Se não for paralisado pela judicialização decorrente da não renovação dos contratos antigos, o amplo conjunto de medidas legais, decisões administrativas e programas de investimentos anunciado poderá dar início a um processo de recuperação, ampliação da capacidade e aumento da eficiência do sistema portuário brasileiro.

A expectativa é de que, com a abertura para a iniciativa privada, o sistema portuário poderá receber investimentos de R$ 54 bilhões até 2017, sendo R$ 31 bilhões até 2015. O resultado esperado pelo governo e pelas empresas ligadas ao comércio exterior é a redução dos custos operacionais, em razão da maior concorrência nos portos, o que aumentará a competitividade das exportações brasileiras.

Além da abertura das operações para o setor privado, o governo anunciou a concessão de três novos terminais - Águas Profundas (ES), Manaus (AM) e Porto Sul (BA) - e de dois já em operação - Imbituba (SC) e Ilhéus (BA). De sua parte, o governo se compromete a investir R$ 6,4 bilhões em melhoria dos acessos aos portos, o que inclui obras rodoviárias, ferroviárias e de dragagem.

Na área administrativa, a criação do Conaporto, que centralizará as operações hoje de responsabilidade isolada de diversos órgãos federais, como Polícia Federal, Receita Federal, Anvisa, entre outros, simplificará o sistema de fiscalização de cargas. Foi quebrado o monopólio da Marinha na formação e registro dos práticos - profissionais que orientam a movimentação dos navios na área portuária.

Os novos terminais privativos, depois de autorizados pelo governo, terão contratos com validade de 25 anos, mas que poderão ser renovados "por períodos sucessivos" e, ao seu final, as instalações não revertem para o patrimônio da União.

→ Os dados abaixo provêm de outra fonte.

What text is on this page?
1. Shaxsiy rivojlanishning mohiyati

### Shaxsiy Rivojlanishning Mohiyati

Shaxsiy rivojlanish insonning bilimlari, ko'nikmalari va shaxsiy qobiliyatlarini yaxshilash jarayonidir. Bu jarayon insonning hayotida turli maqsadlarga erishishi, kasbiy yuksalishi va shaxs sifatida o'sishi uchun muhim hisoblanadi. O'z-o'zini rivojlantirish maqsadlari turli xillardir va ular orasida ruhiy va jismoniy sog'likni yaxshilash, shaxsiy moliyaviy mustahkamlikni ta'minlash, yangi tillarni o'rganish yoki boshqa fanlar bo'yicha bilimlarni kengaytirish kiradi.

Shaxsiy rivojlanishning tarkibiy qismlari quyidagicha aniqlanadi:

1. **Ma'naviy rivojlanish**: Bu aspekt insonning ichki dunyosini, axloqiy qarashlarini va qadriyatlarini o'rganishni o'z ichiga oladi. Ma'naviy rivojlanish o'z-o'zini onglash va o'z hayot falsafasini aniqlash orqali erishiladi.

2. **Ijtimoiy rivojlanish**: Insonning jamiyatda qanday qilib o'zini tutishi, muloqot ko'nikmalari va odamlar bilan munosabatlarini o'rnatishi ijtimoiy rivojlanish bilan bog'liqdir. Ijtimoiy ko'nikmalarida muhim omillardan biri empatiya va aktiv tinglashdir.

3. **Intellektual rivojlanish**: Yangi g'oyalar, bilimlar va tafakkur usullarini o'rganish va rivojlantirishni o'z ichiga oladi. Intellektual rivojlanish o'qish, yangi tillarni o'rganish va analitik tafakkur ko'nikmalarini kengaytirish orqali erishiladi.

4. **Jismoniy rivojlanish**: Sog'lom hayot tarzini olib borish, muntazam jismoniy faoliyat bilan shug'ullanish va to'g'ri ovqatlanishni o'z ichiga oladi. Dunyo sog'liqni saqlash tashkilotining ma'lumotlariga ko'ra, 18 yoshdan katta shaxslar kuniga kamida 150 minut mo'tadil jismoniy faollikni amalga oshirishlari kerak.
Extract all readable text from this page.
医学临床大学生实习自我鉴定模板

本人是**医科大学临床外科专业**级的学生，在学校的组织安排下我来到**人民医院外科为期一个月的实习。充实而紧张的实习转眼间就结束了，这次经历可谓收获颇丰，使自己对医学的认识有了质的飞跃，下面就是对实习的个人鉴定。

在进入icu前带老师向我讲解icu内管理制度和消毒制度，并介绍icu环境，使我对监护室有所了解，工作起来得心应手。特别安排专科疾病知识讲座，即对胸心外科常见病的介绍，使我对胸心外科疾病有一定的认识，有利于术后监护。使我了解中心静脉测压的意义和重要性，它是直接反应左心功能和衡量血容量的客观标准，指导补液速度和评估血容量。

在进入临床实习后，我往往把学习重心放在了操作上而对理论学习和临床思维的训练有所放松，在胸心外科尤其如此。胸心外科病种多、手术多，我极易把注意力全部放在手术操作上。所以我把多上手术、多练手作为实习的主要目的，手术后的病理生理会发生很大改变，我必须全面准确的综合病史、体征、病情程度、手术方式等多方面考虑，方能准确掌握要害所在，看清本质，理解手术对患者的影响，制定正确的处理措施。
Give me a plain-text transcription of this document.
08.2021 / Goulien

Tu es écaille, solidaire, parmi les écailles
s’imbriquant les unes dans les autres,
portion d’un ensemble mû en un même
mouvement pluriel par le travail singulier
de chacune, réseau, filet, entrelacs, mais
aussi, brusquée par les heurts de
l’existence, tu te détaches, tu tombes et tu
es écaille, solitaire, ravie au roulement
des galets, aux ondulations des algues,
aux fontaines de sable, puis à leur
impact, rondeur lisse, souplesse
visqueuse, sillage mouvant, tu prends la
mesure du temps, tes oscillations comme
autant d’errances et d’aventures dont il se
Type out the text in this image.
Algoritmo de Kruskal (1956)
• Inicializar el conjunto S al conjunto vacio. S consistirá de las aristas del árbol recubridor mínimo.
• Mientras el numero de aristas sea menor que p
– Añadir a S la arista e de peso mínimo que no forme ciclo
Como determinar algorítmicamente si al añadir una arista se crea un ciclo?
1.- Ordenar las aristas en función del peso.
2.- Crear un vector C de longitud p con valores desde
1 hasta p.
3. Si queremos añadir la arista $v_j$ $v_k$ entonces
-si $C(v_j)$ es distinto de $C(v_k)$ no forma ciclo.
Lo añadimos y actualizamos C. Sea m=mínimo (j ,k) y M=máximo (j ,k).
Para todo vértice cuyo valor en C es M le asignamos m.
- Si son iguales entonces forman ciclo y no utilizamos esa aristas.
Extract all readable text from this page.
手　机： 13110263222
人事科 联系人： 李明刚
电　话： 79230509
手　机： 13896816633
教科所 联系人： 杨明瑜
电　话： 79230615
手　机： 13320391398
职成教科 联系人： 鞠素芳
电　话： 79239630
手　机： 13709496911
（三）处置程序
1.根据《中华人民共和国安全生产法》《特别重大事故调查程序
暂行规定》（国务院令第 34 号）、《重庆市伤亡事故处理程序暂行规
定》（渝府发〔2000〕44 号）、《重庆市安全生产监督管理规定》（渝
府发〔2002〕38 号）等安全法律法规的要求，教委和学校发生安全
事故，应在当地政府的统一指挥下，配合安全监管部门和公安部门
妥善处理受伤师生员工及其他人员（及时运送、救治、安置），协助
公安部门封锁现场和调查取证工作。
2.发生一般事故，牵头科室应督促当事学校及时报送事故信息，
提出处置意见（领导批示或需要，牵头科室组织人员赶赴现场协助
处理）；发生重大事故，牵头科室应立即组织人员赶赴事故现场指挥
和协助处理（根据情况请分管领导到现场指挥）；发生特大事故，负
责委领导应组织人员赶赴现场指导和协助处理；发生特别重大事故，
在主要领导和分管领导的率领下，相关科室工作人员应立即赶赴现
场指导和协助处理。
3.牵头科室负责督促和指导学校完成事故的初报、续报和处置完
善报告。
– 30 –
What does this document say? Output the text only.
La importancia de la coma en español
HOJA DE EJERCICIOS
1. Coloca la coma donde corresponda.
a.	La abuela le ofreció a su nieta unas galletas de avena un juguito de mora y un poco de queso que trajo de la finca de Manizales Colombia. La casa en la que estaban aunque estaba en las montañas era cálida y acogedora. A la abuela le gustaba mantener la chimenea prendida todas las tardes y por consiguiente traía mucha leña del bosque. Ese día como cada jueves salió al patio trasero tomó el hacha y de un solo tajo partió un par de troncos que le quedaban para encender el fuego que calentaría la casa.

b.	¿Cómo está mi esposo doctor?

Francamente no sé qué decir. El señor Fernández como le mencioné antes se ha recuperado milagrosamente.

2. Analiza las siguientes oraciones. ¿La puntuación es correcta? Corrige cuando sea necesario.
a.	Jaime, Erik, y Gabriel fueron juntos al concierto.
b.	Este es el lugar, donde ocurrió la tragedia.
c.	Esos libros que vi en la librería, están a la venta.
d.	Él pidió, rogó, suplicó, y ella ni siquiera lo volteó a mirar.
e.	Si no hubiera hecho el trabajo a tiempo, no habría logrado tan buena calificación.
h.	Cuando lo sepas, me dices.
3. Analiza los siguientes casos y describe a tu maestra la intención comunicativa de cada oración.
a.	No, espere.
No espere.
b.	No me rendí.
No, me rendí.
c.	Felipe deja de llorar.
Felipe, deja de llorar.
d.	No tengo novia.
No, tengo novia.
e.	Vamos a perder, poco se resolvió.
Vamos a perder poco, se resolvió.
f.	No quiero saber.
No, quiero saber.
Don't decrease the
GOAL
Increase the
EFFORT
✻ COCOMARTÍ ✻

Essa regra não será aplicada, porém, para os terminais arrendados antes de 1993, que, segundo anunciou o governo, serão retomados pela União e relicitados em 2013.

Novas regras serão aplicadas à licitação dos terminais antigos e dos novos. Não haverá mais cobrança de outorga nos leilões, "porque nosso objetivo não é arrecadar para a Fazenda", como disse a presidente da República. O critério para escolha do vencedor será a maior oferta de movimentação de carga e a menor tarifa a ser cobrada pelo operador do terminal. A utilização da menor tarifa como critério pode ser inútil, pois o aumento da concorrência tenderá a reduzir a tarifa naturalmente.

Ressalte-se, porém, que, além de criar o risco de a questão dos contratos antigos ser levada à Justiça, o pacote tem outra fragilidade. É vago quanto à modernização das Companhias Docas, estatais que administram os portos públicos. Além de suas diretorias serem nomeadas de acordo com critérios políticos, sua estrutura complicada é fonte de ineficiências. Sobre elas, o governo apenas disse que serão profissionalizadas. É esperar para ver.